The response to US calls for political change in Egypt:
"There is a lot of resentment – not just in Egypt, but in the world – about this kind of self-righteousness of America on a number of issues, which seems to be telling other countries how to run their domestic affairs at a time when one cannot entirely say our own domestic affairs are most effectively conducted."
How the protests in Egypt differ from the Solidarity movement in Poland, which the US supported:
"In the case of Solidarity, you had an alliance between trade unions, intellectuals, the church.... So we knew what we were doing. The problem in Egypt is that we have an amorphous mass that is rebelling against a dictatorship.... Our sympathies are with them. But how do we translate that into a democratic takeover?... A political process of some sort [is needed] unless you want to have just bloodshed in the streets."
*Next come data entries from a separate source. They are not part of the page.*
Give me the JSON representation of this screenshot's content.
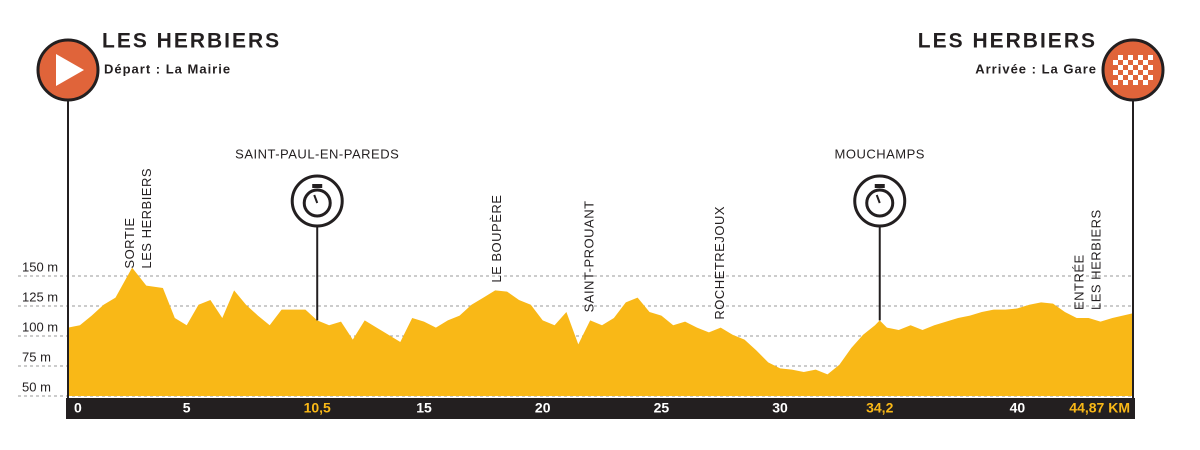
{
  "chart_data": {
    "type": "area",
    "color": "#f9b817",
    "start": {
      "name": "LES HERBIERS",
      "detail": "Départ : La Mairie"
    },
    "finish": {
      "name": "LES HERBIERS",
      "detail": "Arrivée : La Gare"
    },
    "waypoints": [
      {
        "name": "SAINT-PAUL-EN-PAREDS",
        "km": 10.5
      },
      {
        "name": "MOUCHAMPS",
        "km": 34.2
      }
    ],
    "landmarks": [
      {
        "lines": [
          "SORTIE",
          "LES HERBIERS"
        ],
        "km": 3.0
      },
      {
        "lines": [
          "LE BOUPÈRE"
        ],
        "km": 18.1
      },
      {
        "lines": [
          "SAINT-PROUANT"
        ],
        "km": 22.0
      },
      {
        "lines": [
          "ROCHETREJOUX"
        ],
        "km": 27.5
      },
      {
        "lines": [
          "ENTRÉE",
          "LES HERBIERS"
        ],
        "km": 43.0
      }
    ],
    "x": [
      0,
      0.5,
      1,
      1.5,
      2,
      2.7,
      3.3,
      4,
      4.5,
      5,
      5.5,
      6,
      6.5,
      7,
      7.5,
      8,
      8.5,
      9,
      10,
      10.5,
      11,
      11.5,
      12,
      12.5,
      13,
      13.5,
      14,
      14.5,
      15,
      15.5,
      16,
      16.5,
      17,
      17.5,
      18,
      18.5,
      19,
      19.5,
      20,
      20.5,
      21,
      21.5,
      22,
      22.5,
      23,
      23.5,
      24,
      24.5,
      25,
      25.5,
      26,
      26.5,
      27,
      27.5,
      28,
      28.5,
      29,
      29.5,
      30,
      30.5,
      31,
      31.5,
      32,
      32.5,
      33,
      33.5,
      34,
      34.2,
      34.5,
      35,
      35.5,
      36,
      36.5,
      37,
      37.5,
      38,
      38.5,
      39,
      39.5,
      40,
      40.5,
      41,
      41.5,
      42,
      42.5,
      43,
      43.5,
      44,
      44.87
    ],
    "values": [
      107,
      109,
      117,
      126,
      132,
      157,
      142,
      140,
      115,
      109,
      126,
      130,
      115,
      138,
      126,
      117,
      109,
      122,
      122,
      113,
      109,
      112,
      97,
      113,
      107,
      101,
      95,
      115,
      112,
      107,
      113,
      117,
      126,
      132,
      138,
      137,
      130,
      126,
      113,
      109,
      120,
      93,
      113,
      109,
      115,
      128,
      132,
      120,
      117,
      109,
      112,
      107,
      103,
      107,
      101,
      97,
      88,
      78,
      73,
      72,
      70,
      72,
      68,
      76,
      90,
      101,
      109,
      113,
      107,
      105,
      109,
      105,
      109,
      112,
      115,
      117,
      120,
      122,
      122,
      123,
      126,
      128,
      127,
      120,
      115,
      115,
      112,
      115,
      119
    ],
    "xlim": [
      0,
      44.87
    ],
    "xticks": [
      0,
      5,
      {
        "value": 10.5,
        "label": "10,5"
      },
      15,
      20,
      25,
      30,
      {
        "value": 34.2,
        "label": "34,2"
      },
      40,
      {
        "value": 44.87,
        "label": "44,87 KM"
      }
    ],
    "ylim": [
      50,
      175
    ],
    "yticks": [
      {
        "value": 50,
        "label": "50 m"
      },
      {
        "value": 75,
        "label": "75 m"
      },
      {
        "value": 100,
        "label": "100 m"
      },
      {
        "value": 125,
        "label": "125 m"
      },
      {
        "value": 150,
        "label": "150 m"
      }
    ],
    "grid": true
  }
}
The limits to watching events in Egypt on television:
"We have been watching [protests] for a week on television and what do we see? We see ... one square in a city of 15 million people.... We cannot be galvanized into thinking that the total reality of the country is what we see on the square."
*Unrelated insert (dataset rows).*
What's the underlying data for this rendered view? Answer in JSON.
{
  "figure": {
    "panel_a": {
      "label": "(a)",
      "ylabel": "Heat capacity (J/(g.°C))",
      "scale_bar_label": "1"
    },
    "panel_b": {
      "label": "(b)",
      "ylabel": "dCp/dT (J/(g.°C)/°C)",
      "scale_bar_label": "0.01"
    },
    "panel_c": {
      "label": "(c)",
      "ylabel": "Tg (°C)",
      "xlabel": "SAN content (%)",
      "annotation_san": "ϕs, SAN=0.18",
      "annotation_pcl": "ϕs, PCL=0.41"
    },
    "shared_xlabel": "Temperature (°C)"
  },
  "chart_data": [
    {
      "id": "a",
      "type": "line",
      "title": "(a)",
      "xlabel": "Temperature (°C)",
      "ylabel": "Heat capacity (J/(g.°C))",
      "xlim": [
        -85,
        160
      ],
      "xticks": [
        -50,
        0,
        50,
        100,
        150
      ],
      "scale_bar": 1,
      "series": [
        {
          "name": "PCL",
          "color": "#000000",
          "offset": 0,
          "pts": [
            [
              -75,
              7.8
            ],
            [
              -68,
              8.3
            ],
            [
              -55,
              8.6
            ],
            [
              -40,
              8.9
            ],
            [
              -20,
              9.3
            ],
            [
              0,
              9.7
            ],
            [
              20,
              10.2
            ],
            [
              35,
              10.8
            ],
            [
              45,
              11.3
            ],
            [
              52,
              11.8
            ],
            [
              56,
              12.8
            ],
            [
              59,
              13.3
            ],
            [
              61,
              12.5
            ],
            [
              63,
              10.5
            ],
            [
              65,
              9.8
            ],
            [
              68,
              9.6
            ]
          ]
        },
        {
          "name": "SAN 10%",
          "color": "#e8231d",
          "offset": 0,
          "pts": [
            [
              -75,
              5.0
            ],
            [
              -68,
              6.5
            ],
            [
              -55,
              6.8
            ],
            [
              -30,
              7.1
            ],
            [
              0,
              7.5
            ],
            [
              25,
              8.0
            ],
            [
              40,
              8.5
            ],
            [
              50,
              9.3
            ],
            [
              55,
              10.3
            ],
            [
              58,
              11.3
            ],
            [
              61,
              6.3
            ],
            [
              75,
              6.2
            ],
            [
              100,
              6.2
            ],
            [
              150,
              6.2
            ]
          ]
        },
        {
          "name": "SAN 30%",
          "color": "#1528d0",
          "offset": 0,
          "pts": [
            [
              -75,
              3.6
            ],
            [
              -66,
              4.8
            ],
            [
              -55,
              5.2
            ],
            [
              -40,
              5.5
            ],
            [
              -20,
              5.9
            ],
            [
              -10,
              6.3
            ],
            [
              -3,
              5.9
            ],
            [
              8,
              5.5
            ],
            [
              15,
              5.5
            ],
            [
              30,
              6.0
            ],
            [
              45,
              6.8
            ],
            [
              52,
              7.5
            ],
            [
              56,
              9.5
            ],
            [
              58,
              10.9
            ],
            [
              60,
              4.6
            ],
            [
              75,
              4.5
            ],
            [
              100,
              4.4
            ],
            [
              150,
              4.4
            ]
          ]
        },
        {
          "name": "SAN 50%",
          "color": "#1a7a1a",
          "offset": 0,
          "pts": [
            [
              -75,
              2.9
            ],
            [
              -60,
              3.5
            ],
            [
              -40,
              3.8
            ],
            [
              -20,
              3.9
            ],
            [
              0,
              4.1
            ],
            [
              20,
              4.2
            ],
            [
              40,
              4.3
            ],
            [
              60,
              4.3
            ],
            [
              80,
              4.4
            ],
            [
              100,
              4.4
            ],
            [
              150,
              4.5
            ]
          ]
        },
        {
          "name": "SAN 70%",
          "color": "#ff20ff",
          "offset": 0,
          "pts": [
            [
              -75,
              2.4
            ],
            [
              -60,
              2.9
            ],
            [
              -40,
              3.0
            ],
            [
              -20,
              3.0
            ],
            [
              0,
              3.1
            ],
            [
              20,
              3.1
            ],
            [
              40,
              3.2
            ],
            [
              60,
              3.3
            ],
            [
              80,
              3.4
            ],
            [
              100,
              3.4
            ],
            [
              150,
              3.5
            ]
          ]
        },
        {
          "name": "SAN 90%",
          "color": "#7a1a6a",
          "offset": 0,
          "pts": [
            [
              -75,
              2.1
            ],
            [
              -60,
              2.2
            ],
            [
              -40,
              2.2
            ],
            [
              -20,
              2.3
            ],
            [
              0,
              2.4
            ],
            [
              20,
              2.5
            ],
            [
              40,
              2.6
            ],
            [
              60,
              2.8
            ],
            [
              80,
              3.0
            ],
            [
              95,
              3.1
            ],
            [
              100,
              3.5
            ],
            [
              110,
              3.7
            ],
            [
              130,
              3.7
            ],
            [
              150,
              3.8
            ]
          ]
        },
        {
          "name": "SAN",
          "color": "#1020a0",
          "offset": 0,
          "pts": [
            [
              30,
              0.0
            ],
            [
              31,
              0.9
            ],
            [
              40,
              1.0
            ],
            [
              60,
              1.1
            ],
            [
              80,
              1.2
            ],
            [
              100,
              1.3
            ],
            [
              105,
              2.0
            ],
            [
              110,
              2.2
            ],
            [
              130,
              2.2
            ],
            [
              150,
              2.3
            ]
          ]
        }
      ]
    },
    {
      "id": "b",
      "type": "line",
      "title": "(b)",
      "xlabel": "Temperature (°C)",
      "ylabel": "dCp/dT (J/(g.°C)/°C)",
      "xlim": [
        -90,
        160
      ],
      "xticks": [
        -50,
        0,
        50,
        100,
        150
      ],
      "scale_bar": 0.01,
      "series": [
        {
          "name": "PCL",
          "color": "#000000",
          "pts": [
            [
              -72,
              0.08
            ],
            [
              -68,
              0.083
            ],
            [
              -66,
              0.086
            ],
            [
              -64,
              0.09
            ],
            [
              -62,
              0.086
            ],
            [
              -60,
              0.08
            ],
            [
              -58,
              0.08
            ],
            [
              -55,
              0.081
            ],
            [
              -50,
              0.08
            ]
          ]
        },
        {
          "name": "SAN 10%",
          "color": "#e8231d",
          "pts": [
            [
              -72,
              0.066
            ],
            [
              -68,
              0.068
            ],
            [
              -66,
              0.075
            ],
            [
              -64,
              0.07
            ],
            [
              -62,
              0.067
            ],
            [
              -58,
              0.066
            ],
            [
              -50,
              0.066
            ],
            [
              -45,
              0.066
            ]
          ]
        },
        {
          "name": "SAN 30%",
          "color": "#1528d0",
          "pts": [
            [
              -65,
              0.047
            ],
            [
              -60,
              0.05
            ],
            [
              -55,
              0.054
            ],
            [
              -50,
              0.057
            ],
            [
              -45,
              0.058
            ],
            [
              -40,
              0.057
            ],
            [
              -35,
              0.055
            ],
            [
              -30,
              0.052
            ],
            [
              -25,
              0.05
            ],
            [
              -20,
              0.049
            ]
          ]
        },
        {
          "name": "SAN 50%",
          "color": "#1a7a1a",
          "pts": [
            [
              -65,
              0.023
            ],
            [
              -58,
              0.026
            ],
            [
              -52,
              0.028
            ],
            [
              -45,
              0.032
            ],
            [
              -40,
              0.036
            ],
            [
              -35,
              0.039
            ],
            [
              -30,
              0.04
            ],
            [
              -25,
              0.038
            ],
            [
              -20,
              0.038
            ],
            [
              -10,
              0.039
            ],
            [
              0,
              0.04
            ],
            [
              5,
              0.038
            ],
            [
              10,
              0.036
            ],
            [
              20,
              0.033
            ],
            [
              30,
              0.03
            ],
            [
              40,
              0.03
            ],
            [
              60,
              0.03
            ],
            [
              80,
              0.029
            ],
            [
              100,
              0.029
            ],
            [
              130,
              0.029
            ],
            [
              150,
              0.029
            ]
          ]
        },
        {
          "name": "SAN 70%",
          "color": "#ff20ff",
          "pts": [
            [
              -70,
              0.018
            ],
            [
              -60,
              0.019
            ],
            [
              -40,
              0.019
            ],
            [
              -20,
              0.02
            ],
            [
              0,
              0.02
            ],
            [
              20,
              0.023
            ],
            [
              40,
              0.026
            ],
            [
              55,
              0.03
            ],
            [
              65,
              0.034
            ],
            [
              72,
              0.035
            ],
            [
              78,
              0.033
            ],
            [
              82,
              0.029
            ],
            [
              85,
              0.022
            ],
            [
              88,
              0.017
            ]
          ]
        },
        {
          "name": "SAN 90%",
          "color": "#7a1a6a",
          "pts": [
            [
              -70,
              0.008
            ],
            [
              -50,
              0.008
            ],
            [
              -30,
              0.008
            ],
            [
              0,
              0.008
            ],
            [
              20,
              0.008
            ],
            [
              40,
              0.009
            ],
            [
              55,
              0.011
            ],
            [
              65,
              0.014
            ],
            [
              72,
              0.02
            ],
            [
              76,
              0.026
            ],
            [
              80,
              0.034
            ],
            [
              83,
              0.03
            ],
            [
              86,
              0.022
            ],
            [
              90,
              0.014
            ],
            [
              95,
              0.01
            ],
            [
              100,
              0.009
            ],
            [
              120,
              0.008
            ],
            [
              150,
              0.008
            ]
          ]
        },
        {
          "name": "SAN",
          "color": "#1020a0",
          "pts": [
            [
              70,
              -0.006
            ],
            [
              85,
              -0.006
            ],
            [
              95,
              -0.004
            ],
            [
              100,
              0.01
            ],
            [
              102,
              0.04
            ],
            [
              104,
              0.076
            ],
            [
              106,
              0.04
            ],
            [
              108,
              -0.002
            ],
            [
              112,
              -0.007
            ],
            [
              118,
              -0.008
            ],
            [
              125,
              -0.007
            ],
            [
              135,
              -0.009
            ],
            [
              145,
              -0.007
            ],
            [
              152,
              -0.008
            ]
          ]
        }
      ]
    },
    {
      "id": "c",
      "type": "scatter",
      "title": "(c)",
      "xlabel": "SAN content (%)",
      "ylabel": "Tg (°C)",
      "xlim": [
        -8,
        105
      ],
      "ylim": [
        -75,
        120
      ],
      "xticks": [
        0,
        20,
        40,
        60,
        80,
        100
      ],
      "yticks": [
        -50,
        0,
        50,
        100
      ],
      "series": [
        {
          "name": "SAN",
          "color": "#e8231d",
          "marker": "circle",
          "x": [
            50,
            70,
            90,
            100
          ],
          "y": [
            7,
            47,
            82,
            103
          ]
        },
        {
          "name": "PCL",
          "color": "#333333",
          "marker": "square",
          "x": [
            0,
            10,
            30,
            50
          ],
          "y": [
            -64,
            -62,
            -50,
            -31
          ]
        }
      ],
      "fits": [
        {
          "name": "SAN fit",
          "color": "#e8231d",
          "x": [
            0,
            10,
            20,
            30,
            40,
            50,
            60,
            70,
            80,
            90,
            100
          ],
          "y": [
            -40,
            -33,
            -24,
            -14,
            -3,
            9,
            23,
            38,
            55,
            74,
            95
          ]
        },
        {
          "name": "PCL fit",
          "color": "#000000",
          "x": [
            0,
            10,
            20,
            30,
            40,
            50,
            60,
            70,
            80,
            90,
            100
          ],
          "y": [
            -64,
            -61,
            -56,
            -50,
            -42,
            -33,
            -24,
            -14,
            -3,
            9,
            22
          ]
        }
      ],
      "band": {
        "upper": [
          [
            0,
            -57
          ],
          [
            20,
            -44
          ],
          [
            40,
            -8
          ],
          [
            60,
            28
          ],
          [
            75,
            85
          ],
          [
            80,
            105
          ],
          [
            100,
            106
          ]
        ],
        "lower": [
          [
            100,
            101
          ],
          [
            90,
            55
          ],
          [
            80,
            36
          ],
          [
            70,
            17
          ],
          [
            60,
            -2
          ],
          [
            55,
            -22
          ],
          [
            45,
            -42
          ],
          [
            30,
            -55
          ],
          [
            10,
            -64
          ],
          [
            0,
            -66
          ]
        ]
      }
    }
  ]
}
Rating President Obama's foreign policy:
"The president ... came to office with a really insightful and relevant vision of what America's role in the 21st century ought to be.... He has had a hard time translating that into a strategy that can be action-oriented and imposed in a disciplined fashion on the government.... Most of it has to do with [coming into] office in the worst financial and economic crisis ... since the early '30s."
GOP threats to cut US foreign aid:
"It is better not to cut if you can avoid it.... We are going to have ... increasing difficulty in maintaining an intelligently balanced foreign policy which behooves ... the No. 1 superpower ... to balance military aspects of that power with aid, assistance, technological advice, and so forth. That is going to be very difficult because of domestic political divisions."
What keeps him involved in his 80s:
"What formed me was World War II and the realization [of] how far humanity can go in doing wrong things to itself.... Human affairs require some combination of moral commitment with disciplined political action. And that is what keeps me intrigued and challenged and wanting to influence events."